The report is particularly badly timed for the Lib Dems, who argued this morning that they sacrificed policies like tuition fees in order to secure items such as the pupil premium in the coalition negotiations.

Instead of putting in place new activity, schools were disaggregating the pupil premium from their main budget.

"We want to see schools use the pupil premium far more effectively," children's minister David Laws told the Today programme.

"Around half the schools do believe the pupil premium has had a beneficial impact of some kind."

Over two-fifths of school leaders said the pupil premium money was being used to pay for more teaching assistants, however.

These could target disadvantaged pupils by providing more one-on-one tuition, but there is little concrete evidence they are doing so.

As of this month schools are required to publish information about how they have spent the pupil premium money online.

This "accountability mechanism", as Laws described it, will "hold schools to account" and help "spread best practice".

Overall the coalition is spending £1.25 billion on the pupil premium, which Lib Dems have trumpeted as one of their biggest achievements since entering government.

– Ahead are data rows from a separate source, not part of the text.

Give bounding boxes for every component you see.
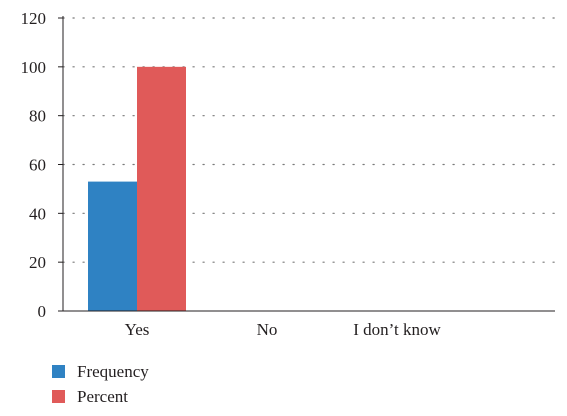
axes bbox=[58, 16, 555, 312]
y-tick-label: 0 bbox=[38, 302, 47, 321]
x-tick-label: I don’t know bbox=[353, 320, 441, 339]
y-tick-labels: 0 20 40 60 80 100 120 bbox=[21, 9, 47, 321]
x-tick-label: No bbox=[257, 320, 278, 339]
bar-percent bbox=[137, 66, 186, 311]
y-tick-label: 60 bbox=[29, 156, 46, 175]
bars bbox=[88, 66, 186, 311]
gridlines bbox=[62, 17, 556, 263]
y-tick-label: 80 bbox=[29, 107, 46, 126]
legend-label-percent: Percent bbox=[77, 387, 128, 406]
x-tick-label: Yes bbox=[125, 320, 150, 339]
legend-label-frequency: Frequency bbox=[77, 362, 149, 381]
y-tick-label: 40 bbox=[29, 204, 46, 223]
legend-swatch-frequency bbox=[52, 365, 65, 378]
y-tick-label: 20 bbox=[29, 253, 46, 272]
y-tick-label: 120 bbox=[21, 9, 47, 28]
legend-swatch-percent bbox=[52, 390, 65, 403]
y-tick-label: 100 bbox=[21, 58, 47, 77]
x-tick-labels: Yes No I don’t know bbox=[125, 320, 442, 339]
bar-frequency bbox=[88, 181, 137, 311]
legend: Frequency Percent bbox=[52, 362, 149, 406]
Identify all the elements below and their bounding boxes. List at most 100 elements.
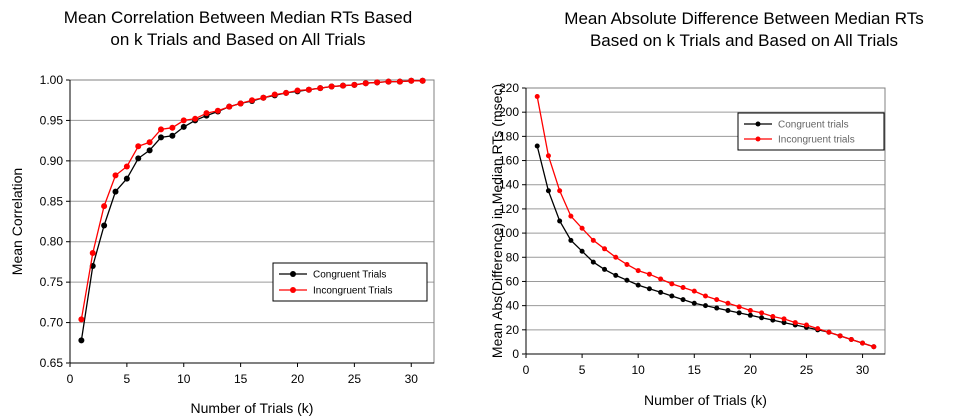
correlation-chart: Mean Correlation Between Median RTs Base… [9,8,435,416]
data-point-congruent-trials [624,277,630,283]
data-point-incongruent-trials [534,93,540,99]
data-point-incongruent-trials [396,78,403,85]
y-tick-label: 100 [499,226,519,240]
legend-box [272,262,428,302]
y-tick-label: 180 [499,129,519,143]
data-point-congruent-trials [770,317,776,323]
data-point-incongruent-trials [770,314,776,320]
data-point-incongruent-trials [590,237,596,243]
x-axis-label: Number of Trials (k) [644,392,767,408]
data-point-congruent-trials [703,303,708,309]
data-point-congruent-trials [658,289,664,295]
data-point-incongruent-trials [803,322,809,328]
chart-title-line: on k Trials and Based on All Trials [110,30,365,49]
data-point-congruent-trials [781,320,787,326]
data-point-incongruent-trials [691,288,697,294]
x-tick-label: 30 [856,363,870,377]
data-point-incongruent-trials [374,79,381,86]
data-point-incongruent-trials [226,103,233,110]
data-point-congruent-trials [169,132,176,139]
data-point-incongruent-trials [146,139,153,146]
data-point-incongruent-trials [736,304,742,310]
data-point-incongruent-trials [294,87,301,94]
data-point-incongruent-trials [408,77,415,84]
x-tick-label: 0 [523,363,530,377]
data-point-incongruent-trials [192,115,199,122]
y-tick-label: 1.00 [40,73,64,87]
y-tick-label: 200 [499,105,519,119]
data-point-incongruent-trials [123,163,130,170]
legend-label: Congruent Trials [313,270,386,281]
y-tick-label: 140 [499,178,519,192]
data-point-incongruent-trials [112,172,119,179]
data-point-incongruent-trials [317,85,324,92]
correlation-chart-svg: Mean Correlation Between Median RTs Base… [9,8,435,416]
legend-swatch-marker [290,271,296,277]
y-tick-label: 40 [506,299,520,313]
y-tick-label: 0.95 [40,113,64,127]
x-tick-label: 10 [632,363,646,377]
data-point-congruent-trials [602,266,608,272]
y-tick-label: 120 [499,202,519,216]
data-point-incongruent-trials [545,153,551,159]
data-point-congruent-trials [146,147,153,154]
data-point-congruent-trials [123,175,130,182]
data-point-incongruent-trials [602,246,608,252]
y-tick-label: 0 [512,347,519,361]
data-point-incongruent-trials [351,81,358,88]
data-point-incongruent-trials [158,126,164,133]
data-point-congruent-trials [646,286,652,292]
y-axis-label: Mean Correlation [9,168,25,275]
y-tick-label: 20 [506,323,520,337]
data-point-incongruent-trials [703,293,708,299]
legend-swatch-marker [755,136,761,142]
y-tick-label: 0.70 [40,316,64,330]
data-point-incongruent-trials [557,188,563,194]
data-point-incongruent-trials [89,250,96,257]
data-point-incongruent-trials [781,316,787,322]
data-point-incongruent-trials [759,310,765,316]
data-point-congruent-trials [78,337,85,344]
series-line-congruent-trials [536,145,874,348]
data-point-incongruent-trials [725,300,731,306]
legend-label: Incongruent Trials [313,286,393,297]
data-point-congruent-trials [725,307,731,313]
data-point-congruent-trials [747,312,753,318]
data-point-incongruent-trials [860,340,866,346]
data-point-incongruent-trials [419,77,426,84]
data-point-incongruent-trials [340,82,346,89]
legend-swatch-marker [290,287,296,293]
y-axis-label: Mean Abs(Difference) in Median RTs (msec… [489,84,505,358]
data-point-congruent-trials [680,297,686,303]
data-point-incongruent-trials [271,91,278,98]
data-point-incongruent-trials [385,78,392,85]
data-point-incongruent-trials [646,271,652,277]
data-point-congruent-trials [534,143,540,149]
data-point-incongruent-trials [362,80,369,87]
data-point-incongruent-trials [848,336,854,342]
x-tick-label: 0 [67,372,74,386]
data-point-incongruent-trials [135,143,142,150]
y-tick-label: 0.80 [40,235,64,249]
data-point-incongruent-trials [658,276,664,282]
chart-title-line: Mean Correlation Between Median RTs Base… [64,8,412,27]
data-point-congruent-trials [101,222,108,229]
data-point-incongruent-trials [249,97,255,104]
data-point-incongruent-trials [669,281,675,287]
x-tick-label: 25 [348,372,362,386]
data-point-congruent-trials [590,259,596,265]
x-tick-label: 20 [744,363,758,377]
data-point-congruent-trials [613,272,619,278]
legend-box [737,112,885,151]
data-point-incongruent-trials [826,329,832,335]
data-point-congruent-trials [135,155,142,162]
abs-difference-chart-svg: Mean Absolute Difference Between Median … [489,9,924,408]
data-point-incongruent-trials [837,333,843,339]
data-point-congruent-trials [714,305,720,311]
data-point-congruent-trials [557,218,563,224]
y-tick-label: 80 [506,250,520,264]
data-point-incongruent-trials [305,86,312,93]
data-point-incongruent-trials [203,110,210,117]
x-tick-label: 25 [800,363,814,377]
y-tick-label: 220 [499,81,519,95]
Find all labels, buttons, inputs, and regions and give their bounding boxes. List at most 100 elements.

The Department for Education said it was unacceptable that children from disadvantaged backgrounds are less likely to do well in school than their peers.

"The coalition government has introduced the pupil premium to tackle this problem," a spokesperson said.

"We have given schools the freedom to use the additional funding in innovative ways.

"However, it is vital they use it to boost results for the most disadvantaged pupils, drawing on the large amount of evidence on how to make the biggest difference."